Friday, September 29, 2006

There was a big deadline at work today. Our group finished in time, but the QA group, whose job it is to test everything, is running around logging incomprensible bugs and screaming that everything is broken. I keep having this conversation:

QA: Look out! The sky is falling!
Me: No it isn't.
QA: What's all that blue stuff on the ground then?
Me: Flowers. Those are irises. They're supposed to be there and they're actually quite pretty.
QA: Ok, but have you noticed that THE SKY IS FALLING?!?!
Me: Why do you keep saying that?
QA: Look at the sky! You can see the big hole where a chunk fell out!
Me: That's not a hole, it's the sun.

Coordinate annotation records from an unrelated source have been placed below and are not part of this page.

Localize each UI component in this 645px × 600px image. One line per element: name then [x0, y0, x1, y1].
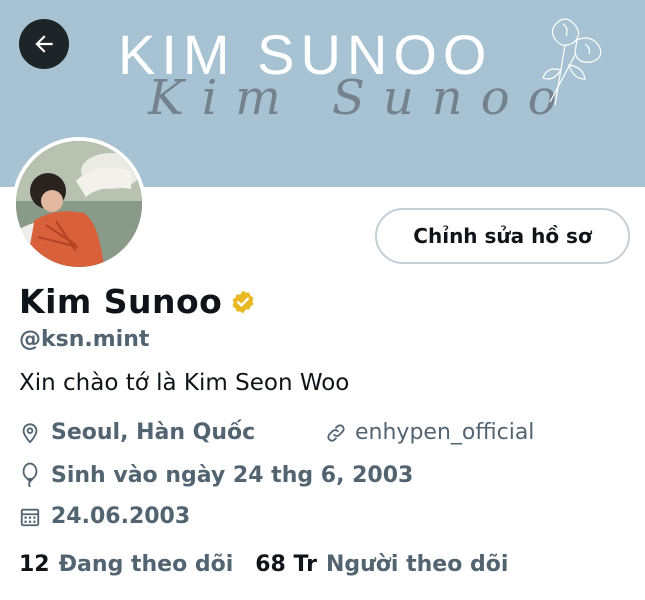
follow-stats: 12 Đang theo dõi 68 Tr Người theo dõi	[19, 552, 530, 577]
followers-count[interactable]: 68 Tr	[255, 552, 317, 577]
birthday-row: Sinh vào ngày 24 thg 6, 2003	[19, 462, 413, 488]
joined-text: 24.06.2003	[51, 504, 191, 529]
flower-illustration-icon	[542, 18, 602, 106]
location-row: Seoul, Hàn Quốc	[19, 420, 255, 445]
avatar-photo	[16, 141, 142, 267]
display-name: Kim Sunoo	[19, 282, 223, 321]
calendar-icon	[20, 508, 40, 526]
website-link[interactable]: enhypen_official	[325, 420, 534, 445]
name-row: Kim Sunoo	[19, 282, 256, 321]
edit-profile-button[interactable]: Chỉnh sửa hồ sơ	[375, 208, 630, 264]
birthday-text: Sinh vào ngày 24 thg 6, 2003	[51, 462, 414, 488]
bio-text: Xin chào tớ là Kim Seon Woo	[19, 370, 350, 396]
link-icon	[327, 423, 345, 442]
avatar[interactable]	[12, 137, 146, 271]
location-text: Seoul, Hàn Quốc	[51, 420, 256, 445]
following-count[interactable]: 12	[19, 552, 50, 577]
location-pin-icon	[22, 422, 38, 443]
balloon-icon	[22, 462, 38, 488]
banner-script-text: Kim Sunoo	[148, 70, 575, 126]
back-button[interactable]	[19, 19, 69, 69]
user-handle: @ksn.mint	[19, 327, 150, 352]
arrow-left-icon	[35, 35, 53, 53]
website-text[interactable]: enhypen_official	[355, 420, 534, 445]
following-label[interactable]: Đang theo dõi	[59, 552, 234, 577]
verified-badge-icon	[232, 290, 254, 313]
followers-label[interactable]: Người theo dõi	[326, 552, 508, 577]
joined-row: 24.06.2003	[19, 504, 190, 529]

I'd recommend you stop staring at it. You'll burn out your retinas.
QA: THE SKY IS BURNING ME!!
Me: I'm going to mark this bug as "Fixed".

9 comments:

E said...

You just described every conversation I have ever had at work...

zelda1 said...

Since I don't understand the dialogue, because I have never worked in an office setting of any kind, I will go with a good anaology to chicken little, or was it henny penny, yes, Henny Penny said the sky was falling. Man, I need to brush up on children's lit.

Mike said...

Zelda1, it already was an analogy!

Will said...

Sounds like they just wanted to look like they were testing.

Mike said...

Will, oh that I wish that were true. Slackers I understand.

E said...

Oh my god! How did you know??? Did they give your Xmas bonus to an unnamed charity too??? *evil grin*

Mike said...

Ms E, bonuses are what profitable companies have, not ours. We're still pretending there's a dot com bubble.

E said...

Profitable? *chokes on her juice*

We posted a $31 million loss last quarter...They just dangle things like bonuses and then snatch them away to pay for the executive helicopter...

(Can you tell I'm having a bad work week...month...year...??) *grin*

Mike said...

$31 Million! Nice! Ahhh, the stability and satisfaction of working on corporate America.